9. Por último, provisoriamente, aquello que Deleuze y yo llamamos «inconsciente maquínico», que plantea la problemática de la articulación de esos otros componentes ya no como un proceso de clausura, de control de las formaciones del inconsciente. Por el contrario, sería un medio de lectura del inconsciente —cuando su producción es posible. Es decir, el inconsciente maquínico correspondería con el agenciamiento de las producciones de deseo y al mismo tiempo con una manera de cartografiarlas. El inconsciente maquínico tiende a producir singularidades subjetivas. Eso significa que las formaciones del inconsciente no provienen de un déjà-là, sino que son construidas, producidas, inventadas en procesos de singularización. Esos procesos, por el hecho de encontrarse en ruptura con las significaciones dominantes, acarrean problemáticas micropolíticas: una forma de intentar cambiar el mundo y las coordenadas dominantes.

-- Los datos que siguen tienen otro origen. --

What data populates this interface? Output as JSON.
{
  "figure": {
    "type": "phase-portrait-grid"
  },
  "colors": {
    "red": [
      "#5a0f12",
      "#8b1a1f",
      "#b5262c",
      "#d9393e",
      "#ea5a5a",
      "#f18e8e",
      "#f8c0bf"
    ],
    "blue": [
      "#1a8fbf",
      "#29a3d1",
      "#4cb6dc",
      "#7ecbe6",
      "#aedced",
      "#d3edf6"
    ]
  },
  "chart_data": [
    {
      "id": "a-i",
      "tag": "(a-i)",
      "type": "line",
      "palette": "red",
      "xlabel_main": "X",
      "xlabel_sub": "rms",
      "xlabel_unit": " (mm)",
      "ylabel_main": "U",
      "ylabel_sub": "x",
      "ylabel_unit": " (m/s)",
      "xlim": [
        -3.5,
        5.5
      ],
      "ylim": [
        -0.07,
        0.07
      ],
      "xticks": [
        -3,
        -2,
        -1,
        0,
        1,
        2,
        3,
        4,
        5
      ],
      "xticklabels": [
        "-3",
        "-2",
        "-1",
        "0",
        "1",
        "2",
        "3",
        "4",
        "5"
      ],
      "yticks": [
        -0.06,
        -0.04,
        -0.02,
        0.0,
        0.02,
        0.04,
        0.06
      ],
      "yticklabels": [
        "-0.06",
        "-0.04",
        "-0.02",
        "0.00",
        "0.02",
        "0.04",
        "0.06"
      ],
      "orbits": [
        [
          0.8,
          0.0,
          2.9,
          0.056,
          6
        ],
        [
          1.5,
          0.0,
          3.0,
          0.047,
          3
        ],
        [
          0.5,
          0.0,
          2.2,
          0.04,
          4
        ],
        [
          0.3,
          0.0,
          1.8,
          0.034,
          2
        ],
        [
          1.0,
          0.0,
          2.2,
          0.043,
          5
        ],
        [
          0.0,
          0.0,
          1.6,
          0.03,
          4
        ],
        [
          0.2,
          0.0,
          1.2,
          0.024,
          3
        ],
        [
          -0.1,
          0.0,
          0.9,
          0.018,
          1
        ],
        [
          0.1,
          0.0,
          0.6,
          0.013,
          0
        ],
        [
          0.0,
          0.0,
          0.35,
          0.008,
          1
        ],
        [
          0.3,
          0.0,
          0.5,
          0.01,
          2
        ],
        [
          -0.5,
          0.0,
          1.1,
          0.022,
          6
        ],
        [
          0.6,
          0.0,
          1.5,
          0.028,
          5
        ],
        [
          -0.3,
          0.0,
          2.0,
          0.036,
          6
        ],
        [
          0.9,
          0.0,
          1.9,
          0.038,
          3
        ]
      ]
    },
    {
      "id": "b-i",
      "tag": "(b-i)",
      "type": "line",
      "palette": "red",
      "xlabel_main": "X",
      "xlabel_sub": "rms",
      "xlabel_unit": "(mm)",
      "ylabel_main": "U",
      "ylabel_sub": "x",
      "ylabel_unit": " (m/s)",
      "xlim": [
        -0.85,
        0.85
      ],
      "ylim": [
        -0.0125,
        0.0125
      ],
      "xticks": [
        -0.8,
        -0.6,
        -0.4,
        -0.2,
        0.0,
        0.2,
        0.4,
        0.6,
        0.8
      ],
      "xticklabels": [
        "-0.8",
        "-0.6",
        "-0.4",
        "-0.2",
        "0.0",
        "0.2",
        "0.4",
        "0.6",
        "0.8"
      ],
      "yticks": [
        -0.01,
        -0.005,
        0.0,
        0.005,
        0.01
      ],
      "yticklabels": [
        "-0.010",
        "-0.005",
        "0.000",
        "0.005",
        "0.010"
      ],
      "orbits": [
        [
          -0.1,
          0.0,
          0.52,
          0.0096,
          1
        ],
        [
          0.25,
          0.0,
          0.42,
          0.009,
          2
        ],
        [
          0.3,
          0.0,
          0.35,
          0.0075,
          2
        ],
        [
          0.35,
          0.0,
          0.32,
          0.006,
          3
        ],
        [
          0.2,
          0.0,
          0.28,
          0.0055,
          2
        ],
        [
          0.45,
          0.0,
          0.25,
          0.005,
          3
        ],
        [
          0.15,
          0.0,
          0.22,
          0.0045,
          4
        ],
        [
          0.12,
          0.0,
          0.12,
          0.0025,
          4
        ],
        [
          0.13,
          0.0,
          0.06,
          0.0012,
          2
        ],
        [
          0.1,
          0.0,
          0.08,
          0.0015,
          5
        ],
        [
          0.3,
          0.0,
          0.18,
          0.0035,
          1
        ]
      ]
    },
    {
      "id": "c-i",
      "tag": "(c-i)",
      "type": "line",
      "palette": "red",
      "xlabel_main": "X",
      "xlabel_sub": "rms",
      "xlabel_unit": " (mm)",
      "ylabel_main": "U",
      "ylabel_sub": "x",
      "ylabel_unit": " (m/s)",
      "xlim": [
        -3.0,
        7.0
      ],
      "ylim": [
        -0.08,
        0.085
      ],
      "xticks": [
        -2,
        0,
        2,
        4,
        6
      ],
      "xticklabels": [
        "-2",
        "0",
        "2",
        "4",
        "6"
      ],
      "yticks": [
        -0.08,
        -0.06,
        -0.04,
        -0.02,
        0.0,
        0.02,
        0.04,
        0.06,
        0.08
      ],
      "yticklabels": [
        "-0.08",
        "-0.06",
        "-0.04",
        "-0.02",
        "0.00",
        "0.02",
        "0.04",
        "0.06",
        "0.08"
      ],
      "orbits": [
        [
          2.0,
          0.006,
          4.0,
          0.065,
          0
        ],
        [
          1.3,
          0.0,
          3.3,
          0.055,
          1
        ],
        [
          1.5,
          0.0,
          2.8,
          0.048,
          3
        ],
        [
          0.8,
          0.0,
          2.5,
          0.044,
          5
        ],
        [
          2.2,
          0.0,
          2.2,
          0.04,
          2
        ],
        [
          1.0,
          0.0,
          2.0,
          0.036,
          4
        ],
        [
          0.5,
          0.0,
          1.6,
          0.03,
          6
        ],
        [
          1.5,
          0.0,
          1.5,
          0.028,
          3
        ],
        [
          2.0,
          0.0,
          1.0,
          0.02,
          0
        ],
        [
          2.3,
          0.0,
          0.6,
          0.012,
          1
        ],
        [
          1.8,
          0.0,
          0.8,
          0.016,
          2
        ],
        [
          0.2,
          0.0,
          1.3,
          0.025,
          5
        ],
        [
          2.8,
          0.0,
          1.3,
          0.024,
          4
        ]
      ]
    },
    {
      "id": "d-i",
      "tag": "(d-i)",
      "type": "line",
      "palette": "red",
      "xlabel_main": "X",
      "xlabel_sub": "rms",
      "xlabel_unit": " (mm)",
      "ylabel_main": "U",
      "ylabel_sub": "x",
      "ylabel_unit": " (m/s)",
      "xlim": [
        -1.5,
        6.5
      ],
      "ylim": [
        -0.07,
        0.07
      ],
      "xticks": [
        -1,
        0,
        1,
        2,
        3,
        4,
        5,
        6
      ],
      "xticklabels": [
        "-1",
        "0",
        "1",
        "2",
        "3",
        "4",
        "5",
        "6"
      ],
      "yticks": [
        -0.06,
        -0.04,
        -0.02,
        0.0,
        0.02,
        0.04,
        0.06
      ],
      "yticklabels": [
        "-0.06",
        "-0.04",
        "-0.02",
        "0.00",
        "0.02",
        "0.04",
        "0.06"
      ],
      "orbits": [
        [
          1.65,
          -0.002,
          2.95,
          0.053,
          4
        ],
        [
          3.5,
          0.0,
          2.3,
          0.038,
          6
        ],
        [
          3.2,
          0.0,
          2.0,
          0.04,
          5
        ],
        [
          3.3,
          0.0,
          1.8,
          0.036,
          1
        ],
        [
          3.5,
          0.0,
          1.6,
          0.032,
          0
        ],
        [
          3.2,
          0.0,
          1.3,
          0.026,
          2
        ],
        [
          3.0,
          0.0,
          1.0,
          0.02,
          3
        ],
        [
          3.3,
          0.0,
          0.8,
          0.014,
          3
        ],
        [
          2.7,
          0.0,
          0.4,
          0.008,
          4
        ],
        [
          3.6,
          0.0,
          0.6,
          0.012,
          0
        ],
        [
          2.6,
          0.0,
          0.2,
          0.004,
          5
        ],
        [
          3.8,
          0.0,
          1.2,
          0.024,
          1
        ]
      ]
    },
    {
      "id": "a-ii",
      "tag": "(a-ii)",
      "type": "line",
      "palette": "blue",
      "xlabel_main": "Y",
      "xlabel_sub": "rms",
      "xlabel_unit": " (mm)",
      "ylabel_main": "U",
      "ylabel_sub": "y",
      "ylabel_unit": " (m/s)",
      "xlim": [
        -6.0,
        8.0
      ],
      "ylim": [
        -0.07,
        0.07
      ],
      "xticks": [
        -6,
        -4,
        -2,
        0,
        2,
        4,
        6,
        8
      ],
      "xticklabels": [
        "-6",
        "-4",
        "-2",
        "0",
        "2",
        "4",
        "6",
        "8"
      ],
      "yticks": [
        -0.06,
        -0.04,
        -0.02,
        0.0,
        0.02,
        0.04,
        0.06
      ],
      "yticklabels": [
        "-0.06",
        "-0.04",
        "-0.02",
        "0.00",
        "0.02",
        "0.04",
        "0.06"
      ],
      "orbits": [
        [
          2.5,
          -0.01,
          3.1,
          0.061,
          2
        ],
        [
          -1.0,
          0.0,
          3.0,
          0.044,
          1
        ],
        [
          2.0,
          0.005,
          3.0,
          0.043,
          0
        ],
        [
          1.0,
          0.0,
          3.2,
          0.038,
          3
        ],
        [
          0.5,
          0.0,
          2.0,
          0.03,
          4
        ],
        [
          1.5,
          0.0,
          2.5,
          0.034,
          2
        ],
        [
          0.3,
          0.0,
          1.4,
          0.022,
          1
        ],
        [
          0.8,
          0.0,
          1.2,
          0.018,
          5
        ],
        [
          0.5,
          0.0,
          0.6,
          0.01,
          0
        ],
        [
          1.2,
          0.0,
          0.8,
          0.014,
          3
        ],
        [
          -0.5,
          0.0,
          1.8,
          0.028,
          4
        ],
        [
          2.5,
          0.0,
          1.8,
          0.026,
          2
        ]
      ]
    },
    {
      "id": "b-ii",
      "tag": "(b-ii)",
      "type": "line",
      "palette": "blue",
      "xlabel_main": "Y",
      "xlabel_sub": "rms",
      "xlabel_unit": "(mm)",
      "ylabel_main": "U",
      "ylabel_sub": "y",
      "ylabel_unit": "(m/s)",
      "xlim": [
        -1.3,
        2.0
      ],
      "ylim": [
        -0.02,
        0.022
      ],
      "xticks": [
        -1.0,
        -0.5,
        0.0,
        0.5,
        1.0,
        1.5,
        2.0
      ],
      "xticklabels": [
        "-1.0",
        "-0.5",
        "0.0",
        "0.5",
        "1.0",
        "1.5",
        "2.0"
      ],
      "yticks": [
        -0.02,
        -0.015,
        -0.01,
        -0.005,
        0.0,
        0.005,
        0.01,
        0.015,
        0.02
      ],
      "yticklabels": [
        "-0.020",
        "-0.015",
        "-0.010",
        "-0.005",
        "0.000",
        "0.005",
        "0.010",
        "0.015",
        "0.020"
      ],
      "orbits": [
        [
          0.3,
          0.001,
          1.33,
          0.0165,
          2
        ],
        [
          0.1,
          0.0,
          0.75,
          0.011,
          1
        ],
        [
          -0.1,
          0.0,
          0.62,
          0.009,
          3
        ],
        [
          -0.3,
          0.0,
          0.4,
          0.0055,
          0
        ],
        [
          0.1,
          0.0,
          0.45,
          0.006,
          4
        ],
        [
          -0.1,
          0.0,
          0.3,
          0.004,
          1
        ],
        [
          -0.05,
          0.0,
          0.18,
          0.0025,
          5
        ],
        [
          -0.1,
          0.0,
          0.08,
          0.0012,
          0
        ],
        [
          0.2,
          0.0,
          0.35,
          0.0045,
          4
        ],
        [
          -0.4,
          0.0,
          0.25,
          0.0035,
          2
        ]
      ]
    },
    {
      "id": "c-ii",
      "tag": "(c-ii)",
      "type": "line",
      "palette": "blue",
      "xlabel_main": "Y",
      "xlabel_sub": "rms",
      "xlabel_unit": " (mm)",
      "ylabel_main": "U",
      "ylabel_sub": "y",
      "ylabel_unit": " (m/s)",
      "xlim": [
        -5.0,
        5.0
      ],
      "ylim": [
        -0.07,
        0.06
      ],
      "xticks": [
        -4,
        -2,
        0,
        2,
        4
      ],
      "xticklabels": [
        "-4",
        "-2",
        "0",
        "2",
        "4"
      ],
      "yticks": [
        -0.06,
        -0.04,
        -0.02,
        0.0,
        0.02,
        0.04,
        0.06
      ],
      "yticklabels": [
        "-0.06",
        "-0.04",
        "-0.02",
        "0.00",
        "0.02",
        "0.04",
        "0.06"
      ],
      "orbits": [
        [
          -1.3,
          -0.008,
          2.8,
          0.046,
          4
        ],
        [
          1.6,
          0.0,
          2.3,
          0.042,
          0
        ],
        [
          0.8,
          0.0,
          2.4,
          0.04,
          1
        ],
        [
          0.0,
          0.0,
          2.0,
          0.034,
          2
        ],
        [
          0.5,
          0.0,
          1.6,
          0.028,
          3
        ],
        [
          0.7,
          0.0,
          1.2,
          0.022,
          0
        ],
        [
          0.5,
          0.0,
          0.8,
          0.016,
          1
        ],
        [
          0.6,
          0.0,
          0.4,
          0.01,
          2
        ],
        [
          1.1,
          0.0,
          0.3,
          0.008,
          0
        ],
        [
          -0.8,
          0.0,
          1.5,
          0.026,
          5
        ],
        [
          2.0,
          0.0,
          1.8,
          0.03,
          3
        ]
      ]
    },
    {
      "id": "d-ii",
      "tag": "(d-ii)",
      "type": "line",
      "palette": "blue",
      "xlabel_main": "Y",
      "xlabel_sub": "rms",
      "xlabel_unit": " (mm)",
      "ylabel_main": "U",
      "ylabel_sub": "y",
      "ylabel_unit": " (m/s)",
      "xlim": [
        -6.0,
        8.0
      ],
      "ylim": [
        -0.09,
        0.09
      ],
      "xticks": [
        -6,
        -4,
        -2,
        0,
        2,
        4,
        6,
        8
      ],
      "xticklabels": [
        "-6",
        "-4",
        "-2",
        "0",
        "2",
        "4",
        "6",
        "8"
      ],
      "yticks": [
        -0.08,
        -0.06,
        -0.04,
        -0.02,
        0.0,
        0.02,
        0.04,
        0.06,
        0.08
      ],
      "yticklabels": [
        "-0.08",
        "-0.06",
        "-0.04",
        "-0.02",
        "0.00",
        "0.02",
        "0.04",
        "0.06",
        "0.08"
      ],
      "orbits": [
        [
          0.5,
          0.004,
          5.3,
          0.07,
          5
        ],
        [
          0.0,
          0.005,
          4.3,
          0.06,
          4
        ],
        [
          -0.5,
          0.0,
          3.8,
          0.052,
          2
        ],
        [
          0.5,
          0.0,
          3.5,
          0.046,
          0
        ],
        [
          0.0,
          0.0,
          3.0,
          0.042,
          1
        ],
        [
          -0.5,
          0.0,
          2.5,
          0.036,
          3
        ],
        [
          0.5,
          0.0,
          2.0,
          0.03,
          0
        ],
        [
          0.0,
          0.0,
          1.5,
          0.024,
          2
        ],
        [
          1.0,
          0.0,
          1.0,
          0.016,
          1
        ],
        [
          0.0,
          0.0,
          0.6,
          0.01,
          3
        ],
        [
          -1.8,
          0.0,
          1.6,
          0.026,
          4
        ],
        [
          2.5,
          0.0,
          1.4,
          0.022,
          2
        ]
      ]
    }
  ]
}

El hecho de haber dado nombre propio a esos nueve componentes da un toque de humor, pero tal vez no sea tan absurdo. Cada una de esas personas, de esas grandes fantasías, encarnan personajes ligados a la especificidad de algo. El error fue haber construido un sistema reduccionista, probablemente para impedir la coexistencia de esas diferentes dimensiones y seguramente de muchas otras que no forman parte del esquema. En cualquier caso, ese esquema no es más que un procedimiento de trabajo y de reflexión. Sirve como sistema de apoyo, como sistema de cuestionamiento para saber con qué estamos lidiando. Tomemos el ejemplo de un síndrome obsesivo. Muy probablemente, se trata de algo que participa de dos, tres, cuatro o nueve de esas dimensiones, y no sólo del conflicto, que actúa en los registros
personológicos. Un síndrome obsesivo es algo que evidentemente actua al nivel de una repetición persistente, esto es, de una voluntad de apropiación, una suerte de eterno retorno para aprehender lo inaprensible: yo lavo mis manos para intentar captar el sentido de limpieza y permanezco en un casi absoluto. Es algo que pone en juego también una compulsión de repetición, totalmente heterogénea en relación con el comportamiento de lavarse las manos. Es algo que pone en juego representaciones icónicas: si lavo mis manos contra los microbios es porque tengo una representación de los mismos,considero que se trata efectivamente de microbios y no de cualquier otra cosa. Es también algo que puede poner en juego estrategias micropolíticas en el orden de las triangulaciones familiares, imaginarias, etc. Pero a su vez puede ser algo que ponga en juego factores de un inconsciente objetivo al nivel de las máquinas abstractas; por ejemplo, hay una amenaza del mundo sobre mí que hace que me someta a ese tipo de síntoma. Muchos otros componentes pueden estar presentes en la constitución de un síndrome obsesivo. Lo que importa es saber en qué momento hay coeficientes de eficiencia semiótica. En que momento podemos considerar lo que ocurre como algo vinculado a una praxis de agenciamiento particular. He considerado nueve componentes de un agenciamiento, pero otros pueden reordenarlos y partir de dieciocho o de treinta y seis —o quién sabe de cuantas dimensiones—, simplemente porque cuanto más complejos se vuelven los modelos menos se corre el riesgo de usar sistemas de referencia que sometan la sensibilidad a lo que ocurre. Obsérvese, por ejemplo, los modelos freudianos: a medida que fueron simplificándose —hasta arribar a la oposición Eros-Thanatos— fueron correspondiendo con cierto tipo de práctica reduccionista. Lo mismo ocurre cuando pensamos en términos de una sola dimensión —por ejemplo, la del significante/significado. Puede suceder, incluso, que cierto componente esté en posición de primacía dentro un agenciamiento, pero el esquema nos obliga a estar alerta frente al surgimiento de una interrogación: ¿qué ocurre con los otros componentes? No es otra mi ambición con la propuesta de esta cartografía general de las formaciones del inconsciente.